Due Process, winner of 25 New York and Mid-Atlantic Emmy Awards, is a unique production of Rutgers School of Law-Newark and the Edward J. Bloustein School of Planning and Public Policy.
The critically acclaimed weekly series on law and justice, launched in 1996 at New Jersey Network is in its 19th Season with the same cutting edge coverage that has marked its long tenure.
Social and Criminal Justice, Urban Issues, Civil Rights, National Security, Government and Politics, Race and Class, Public Policy - those are the elements of the Due Process beat.
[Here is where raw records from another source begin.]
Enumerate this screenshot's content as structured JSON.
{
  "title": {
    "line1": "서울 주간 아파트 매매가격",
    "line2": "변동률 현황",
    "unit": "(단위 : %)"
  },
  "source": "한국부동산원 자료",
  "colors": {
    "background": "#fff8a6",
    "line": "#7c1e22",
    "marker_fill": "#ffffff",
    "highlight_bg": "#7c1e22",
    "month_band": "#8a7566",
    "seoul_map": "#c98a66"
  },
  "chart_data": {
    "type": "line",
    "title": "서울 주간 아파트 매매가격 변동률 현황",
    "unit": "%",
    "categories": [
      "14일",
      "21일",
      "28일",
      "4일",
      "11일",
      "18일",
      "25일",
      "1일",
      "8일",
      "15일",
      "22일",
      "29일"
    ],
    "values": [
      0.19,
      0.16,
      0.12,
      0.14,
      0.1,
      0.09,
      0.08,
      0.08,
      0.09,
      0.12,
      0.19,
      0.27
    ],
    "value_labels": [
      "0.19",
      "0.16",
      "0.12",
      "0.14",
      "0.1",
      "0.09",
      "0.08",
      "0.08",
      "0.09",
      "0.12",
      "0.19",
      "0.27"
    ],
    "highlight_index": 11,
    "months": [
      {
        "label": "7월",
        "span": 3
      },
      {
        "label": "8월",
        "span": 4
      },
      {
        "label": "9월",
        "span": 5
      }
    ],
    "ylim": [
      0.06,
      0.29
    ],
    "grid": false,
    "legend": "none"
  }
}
Co-hosts for Due Process are Criminal Defense and Human Rights Attorney Raymond Brown and award-winning journalist Sandra King. Sandy also writes, reports and produces Due Process along with Co-Producer Tania Ivanova.
The eyewitness, a staple of criminal prosecution and the base upon which many a conviction rests. But scientific studies on observation and memory - especially in times of stress - have increasingly raised doubts about eyewitness reliability and fears of faulty verdicts.
On this edition of Due Process, the dilemma of the pivotal eyewitness, whose testimony may be sincere, but mistaken, or maliciously manufactured or coerced.
Sandra King's opening mini-doc recalls 17 years of Due Process coverage of exonerated inmates, most of whom were convicted and imprisoned on the word of eyewitnesses to the crime, years later - sometimes after decades of an innocent man's incarceration - proven wrong.
With the State Supreme Court now requiring tighter rules of interrogation and judicial warnings to jurors, New Jersey continues to lead the country in efforts begun over a decade ago by then-Attorney General John Farmer, who first reformed the rules for investigative techniques like perp photo displays and lineups.